Tres libros recopilan fotos, documentos y anécdotas de los baños de las playas de Barcelona que a finales del siglo XIX competían con los mejores de Europa.
Colección 'Orígens' de editorial Albertí: 'Els banys de mar a Catalunya', de Mercè Tatjer, y 'L'increïble vestit minvant', de Ròmul Brotons. Precio de cada libro: 16 euros.
Con vistas a la llegada del verano, tres libros recién puestos en los escaparates coinciden en la misma temática: los baños de mar y los bañadores a través de la historia de las playas catalanas. L'increïble vestit minvant, de Ròmul Brotons, y Els banys de mar a Catalunya, de Mercè Tatjer, forman parte de la colección Orígens de editorial Albertí. Además Banys de mar (Quan la platja de Barcelona encara no era platja), de Paco Villar, es una obra publicada por el Ayuntamiento de Barcelona.
Información publicada en la página 41 de la sección de cv Gran Barcelona de la edición impresa del día 30 de mayo de 2012 VER ARCHIVO (.PDF)
La capital catalana abrió en 1992 totalmente sus ventanas al mar a raíz de la transformación urbana suscitada por los Juegos Olímpicos. Las primeras incursiones a las playas datan de 1870 cuando los médicos comenzaron a recomendar los baños de mar como terapia y la práctica de la natación como excelente actividad deportiva. Ello provocó el inicio del veraneo en la costa y la moda de los balnearios de aguas saladas, según cuenta el libro de Tatjer. Así, en 1872 se inauguraron Els Banys Orientals en la Barceloneta con instalaciones de hidroterapia, que a partir de 1892 ya dispusieron de iluminación eléctrica.

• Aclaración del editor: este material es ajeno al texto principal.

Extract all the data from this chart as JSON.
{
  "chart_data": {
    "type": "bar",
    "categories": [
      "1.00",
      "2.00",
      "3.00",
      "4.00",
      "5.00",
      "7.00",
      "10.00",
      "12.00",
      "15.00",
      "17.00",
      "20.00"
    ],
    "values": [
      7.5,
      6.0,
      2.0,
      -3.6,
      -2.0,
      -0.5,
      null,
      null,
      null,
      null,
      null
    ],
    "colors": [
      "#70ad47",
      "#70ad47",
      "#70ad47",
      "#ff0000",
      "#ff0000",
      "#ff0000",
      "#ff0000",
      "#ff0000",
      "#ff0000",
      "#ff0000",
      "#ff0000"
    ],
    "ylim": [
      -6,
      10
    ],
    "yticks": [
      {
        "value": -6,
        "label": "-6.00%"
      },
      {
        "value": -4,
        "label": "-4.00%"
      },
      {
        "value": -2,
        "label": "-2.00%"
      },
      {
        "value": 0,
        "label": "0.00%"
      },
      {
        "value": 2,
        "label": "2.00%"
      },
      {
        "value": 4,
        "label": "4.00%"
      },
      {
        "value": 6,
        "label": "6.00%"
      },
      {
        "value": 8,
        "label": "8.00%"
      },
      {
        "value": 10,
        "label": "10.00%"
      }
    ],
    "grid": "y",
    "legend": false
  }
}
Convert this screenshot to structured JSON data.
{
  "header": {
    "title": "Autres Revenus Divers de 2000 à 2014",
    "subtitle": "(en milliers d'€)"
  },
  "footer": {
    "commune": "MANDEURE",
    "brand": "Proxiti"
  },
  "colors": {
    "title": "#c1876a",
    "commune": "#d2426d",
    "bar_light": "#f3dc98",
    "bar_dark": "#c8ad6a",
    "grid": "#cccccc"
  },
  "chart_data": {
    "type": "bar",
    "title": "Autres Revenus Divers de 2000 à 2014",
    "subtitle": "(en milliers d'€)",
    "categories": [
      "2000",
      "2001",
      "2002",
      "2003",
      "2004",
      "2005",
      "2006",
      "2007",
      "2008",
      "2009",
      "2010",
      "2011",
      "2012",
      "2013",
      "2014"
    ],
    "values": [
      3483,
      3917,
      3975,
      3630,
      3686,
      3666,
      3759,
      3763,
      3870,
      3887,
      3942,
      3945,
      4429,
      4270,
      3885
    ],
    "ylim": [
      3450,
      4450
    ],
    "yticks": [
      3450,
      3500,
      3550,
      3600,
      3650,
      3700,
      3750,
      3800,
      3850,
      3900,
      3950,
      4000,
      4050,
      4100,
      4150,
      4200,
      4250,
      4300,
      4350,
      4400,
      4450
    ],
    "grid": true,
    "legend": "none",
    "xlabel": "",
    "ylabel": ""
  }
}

Eran tiempos en los que los hombres no podían ver cómo se bañaban las mujeres, que tenían prohibido enseñar la piel del cuerpo. Las turistas paseando con biquini aún estaban a años luz a principios del siglo XX, cuando nacieron los populares baños de Sant Sebastià y de Sant Miquel, las casitas desmontables de Montgat y los primeros clubs de natación de la Barceloneta.
En 1923 las ordenanzas municipales permitieron bañarse juntos a hombres y mujeres. Los trajes de baño también fueron perdiendo pudor y tela. Y, según Brotons, en 1930 se convocó un concurso en la playa de Sant Sebastià para coronar a la reina del baño de Barcelona. A partir de 1939, el franquismo se encargó de que los baños en la playa volvieron a ser territorio puritano.